Montréal’s 375th anniversary celebrations, which get under way in a few days, will remind us of our city’s rich history. This history can be seen every day in the streets of Montréal, which is part of what charms the residents and visitors who help make the city the vibrant place it is. Both historical built heritage and modern heritage define Montréal and shape its unique character.
Montréal’s buildings and heritage symbols are strategic assets that need to serve the city’s development. However, protecting and enhancing heritage requires major reinvestments that can’t come exclusively from public funds. This is why the business community should play a vital role in developing and enhancing heritage sites.
On May 1, the Chamber presented its brief on the Ville de Montréal’s draft 2017-2022 Heritage Action Plan. It pointed to the need for the Ville de Montréal’s to take a proactive approach in the requalification of complexes with a single identity and major buildings.
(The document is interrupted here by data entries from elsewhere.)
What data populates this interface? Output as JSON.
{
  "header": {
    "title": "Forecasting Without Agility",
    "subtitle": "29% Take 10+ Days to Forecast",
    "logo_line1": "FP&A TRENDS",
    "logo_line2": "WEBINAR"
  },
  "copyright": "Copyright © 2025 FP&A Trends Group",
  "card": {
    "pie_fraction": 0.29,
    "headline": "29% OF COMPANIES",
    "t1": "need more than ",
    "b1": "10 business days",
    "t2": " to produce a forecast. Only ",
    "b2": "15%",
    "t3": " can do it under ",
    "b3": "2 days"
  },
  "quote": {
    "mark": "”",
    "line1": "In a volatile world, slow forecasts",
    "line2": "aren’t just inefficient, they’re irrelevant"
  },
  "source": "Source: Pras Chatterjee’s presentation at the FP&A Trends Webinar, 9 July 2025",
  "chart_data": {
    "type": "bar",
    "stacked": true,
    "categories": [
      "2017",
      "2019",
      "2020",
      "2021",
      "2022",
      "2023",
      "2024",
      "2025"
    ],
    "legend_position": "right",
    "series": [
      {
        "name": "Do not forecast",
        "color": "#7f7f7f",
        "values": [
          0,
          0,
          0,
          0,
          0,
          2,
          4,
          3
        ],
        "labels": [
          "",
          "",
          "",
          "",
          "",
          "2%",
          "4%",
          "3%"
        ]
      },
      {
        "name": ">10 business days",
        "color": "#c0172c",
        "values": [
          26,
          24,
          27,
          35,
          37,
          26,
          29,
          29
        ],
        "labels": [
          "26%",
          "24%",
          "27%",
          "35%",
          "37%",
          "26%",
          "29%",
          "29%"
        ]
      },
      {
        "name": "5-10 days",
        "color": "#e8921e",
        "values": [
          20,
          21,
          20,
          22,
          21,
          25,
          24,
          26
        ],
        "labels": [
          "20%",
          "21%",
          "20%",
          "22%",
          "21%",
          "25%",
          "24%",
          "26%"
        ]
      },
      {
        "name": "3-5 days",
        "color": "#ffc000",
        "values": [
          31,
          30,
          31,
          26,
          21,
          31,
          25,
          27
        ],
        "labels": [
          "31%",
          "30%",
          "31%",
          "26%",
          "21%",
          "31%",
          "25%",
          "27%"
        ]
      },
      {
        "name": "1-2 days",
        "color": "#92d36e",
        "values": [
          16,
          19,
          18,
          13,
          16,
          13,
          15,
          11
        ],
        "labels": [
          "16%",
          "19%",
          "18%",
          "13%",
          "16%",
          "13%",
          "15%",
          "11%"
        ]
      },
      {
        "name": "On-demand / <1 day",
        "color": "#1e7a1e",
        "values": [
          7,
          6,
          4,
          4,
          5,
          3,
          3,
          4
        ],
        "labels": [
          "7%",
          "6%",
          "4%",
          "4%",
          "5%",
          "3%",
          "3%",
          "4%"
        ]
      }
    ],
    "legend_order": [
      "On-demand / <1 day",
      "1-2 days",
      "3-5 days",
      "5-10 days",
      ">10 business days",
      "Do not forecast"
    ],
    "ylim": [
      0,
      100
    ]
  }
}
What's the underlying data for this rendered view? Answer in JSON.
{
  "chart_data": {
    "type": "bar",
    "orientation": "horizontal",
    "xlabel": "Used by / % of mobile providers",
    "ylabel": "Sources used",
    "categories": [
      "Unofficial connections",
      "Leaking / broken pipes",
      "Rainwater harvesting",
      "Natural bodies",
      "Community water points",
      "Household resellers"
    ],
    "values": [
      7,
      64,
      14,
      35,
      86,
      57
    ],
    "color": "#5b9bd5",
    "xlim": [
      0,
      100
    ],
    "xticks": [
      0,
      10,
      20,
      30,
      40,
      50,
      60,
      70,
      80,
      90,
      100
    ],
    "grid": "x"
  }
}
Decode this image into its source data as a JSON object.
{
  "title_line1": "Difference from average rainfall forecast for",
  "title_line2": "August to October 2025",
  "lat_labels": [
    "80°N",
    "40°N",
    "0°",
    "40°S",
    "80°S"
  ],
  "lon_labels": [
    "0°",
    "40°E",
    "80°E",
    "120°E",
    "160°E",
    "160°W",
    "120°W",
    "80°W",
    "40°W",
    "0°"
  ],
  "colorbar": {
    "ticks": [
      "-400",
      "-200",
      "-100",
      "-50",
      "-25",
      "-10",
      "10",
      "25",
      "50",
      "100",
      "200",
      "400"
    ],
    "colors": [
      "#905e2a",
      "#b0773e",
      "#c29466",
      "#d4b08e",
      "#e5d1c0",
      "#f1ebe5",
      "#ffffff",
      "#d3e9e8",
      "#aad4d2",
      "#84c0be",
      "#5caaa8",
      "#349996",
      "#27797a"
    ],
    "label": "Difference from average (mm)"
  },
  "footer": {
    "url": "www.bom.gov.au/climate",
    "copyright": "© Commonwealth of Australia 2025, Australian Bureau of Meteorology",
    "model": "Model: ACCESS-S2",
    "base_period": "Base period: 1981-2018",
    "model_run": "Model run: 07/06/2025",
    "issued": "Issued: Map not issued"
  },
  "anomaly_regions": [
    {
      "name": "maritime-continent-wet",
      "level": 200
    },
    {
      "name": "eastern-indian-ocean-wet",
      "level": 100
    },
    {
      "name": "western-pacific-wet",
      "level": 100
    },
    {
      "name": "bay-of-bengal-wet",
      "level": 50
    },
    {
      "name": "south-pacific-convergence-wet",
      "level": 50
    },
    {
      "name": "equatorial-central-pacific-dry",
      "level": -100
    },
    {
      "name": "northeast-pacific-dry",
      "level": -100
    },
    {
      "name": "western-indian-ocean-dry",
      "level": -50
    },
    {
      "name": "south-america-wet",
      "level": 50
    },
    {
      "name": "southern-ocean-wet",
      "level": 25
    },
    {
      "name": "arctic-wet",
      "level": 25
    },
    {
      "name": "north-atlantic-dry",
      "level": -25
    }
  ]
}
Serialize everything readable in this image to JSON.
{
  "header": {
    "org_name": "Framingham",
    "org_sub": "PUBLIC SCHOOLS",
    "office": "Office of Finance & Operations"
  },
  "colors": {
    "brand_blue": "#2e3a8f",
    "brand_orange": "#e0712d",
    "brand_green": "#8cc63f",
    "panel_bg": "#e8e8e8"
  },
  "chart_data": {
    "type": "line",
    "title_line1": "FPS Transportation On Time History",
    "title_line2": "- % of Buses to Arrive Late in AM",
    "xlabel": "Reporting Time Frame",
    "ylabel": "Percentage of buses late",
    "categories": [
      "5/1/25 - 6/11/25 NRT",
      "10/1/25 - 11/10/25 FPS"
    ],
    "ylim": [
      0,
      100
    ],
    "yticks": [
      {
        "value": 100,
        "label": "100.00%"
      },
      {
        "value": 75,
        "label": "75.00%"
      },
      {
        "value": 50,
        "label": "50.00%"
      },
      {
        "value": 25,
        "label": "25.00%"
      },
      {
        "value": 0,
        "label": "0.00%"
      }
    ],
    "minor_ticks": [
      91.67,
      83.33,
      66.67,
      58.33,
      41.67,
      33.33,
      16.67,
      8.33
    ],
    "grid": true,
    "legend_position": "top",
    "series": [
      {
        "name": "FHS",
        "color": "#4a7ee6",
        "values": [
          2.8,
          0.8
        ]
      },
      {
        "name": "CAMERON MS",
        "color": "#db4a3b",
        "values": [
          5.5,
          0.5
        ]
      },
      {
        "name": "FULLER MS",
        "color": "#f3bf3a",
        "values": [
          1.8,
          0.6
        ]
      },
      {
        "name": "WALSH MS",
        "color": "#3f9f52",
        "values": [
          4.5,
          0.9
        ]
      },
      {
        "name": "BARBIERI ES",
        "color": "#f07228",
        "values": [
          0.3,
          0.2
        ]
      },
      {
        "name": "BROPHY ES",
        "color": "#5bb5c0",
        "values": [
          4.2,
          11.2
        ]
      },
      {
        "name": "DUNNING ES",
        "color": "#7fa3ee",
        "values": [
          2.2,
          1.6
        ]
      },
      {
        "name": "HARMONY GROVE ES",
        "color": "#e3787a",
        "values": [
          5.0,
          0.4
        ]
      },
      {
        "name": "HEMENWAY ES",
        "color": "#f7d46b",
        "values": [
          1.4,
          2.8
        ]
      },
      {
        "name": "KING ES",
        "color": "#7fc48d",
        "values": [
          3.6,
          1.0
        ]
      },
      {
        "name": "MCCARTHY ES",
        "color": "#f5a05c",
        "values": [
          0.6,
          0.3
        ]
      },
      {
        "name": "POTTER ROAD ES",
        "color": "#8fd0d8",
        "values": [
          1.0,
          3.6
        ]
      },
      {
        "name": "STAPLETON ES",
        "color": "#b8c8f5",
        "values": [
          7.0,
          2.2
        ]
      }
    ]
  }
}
The Chamber also called on the Ville de Montréal to play a leading role in heritage management, complementing the Government of Québec’s areas of activity.
Here are three highlights from the Chamber’s brief.
A vibrant approach
The Ville de Montréal’s approach must be vibrant and open to modernizing heritage sites for the heritage action plan to work. Montréal can’t be a mausoleum, and its heritage buildings need to be vibrant. Openness to requalification is essential to attract developers who will breathe new life into our landmark buildings.
No site, regardless of its history or heritage, can survive without reinvestment. Most heritage buildings that are an issue will require competitions among private developers to update their vocation and justify the investment required. Making this heritage part of the city’s fabric will be another symbol of its vitality. There are many examples of superb results, including the Gare Viger and the Hotel Windsor.
A number of buildings present particular challenges, including the Royal Victoria Hospital and Hôtel-Dieu. These are in addition to religious heritage buildings that are part of the city’s architectural framework and that show a great deal of potential. It is therefore important that the Ville de Montréal set strategies for reconverting and enhancing them to avoid long stretches of underuse, generating additional costs.
Dialogue: a worthwhile effort
It is essential that we bring stakeholders together around a table early on in the process. Private developers, elected officials and heritage champions all have a role to play in making projects successful within a reasonable timeframe and at a reasonable cost. The recent designation of the Maison Alcan is a great example of this sort of concerted effort. Stakeholders determined what should be designated as heritage and what could be modernized. The Chamber participated in this constructive effort and is eager to support these processes in the future.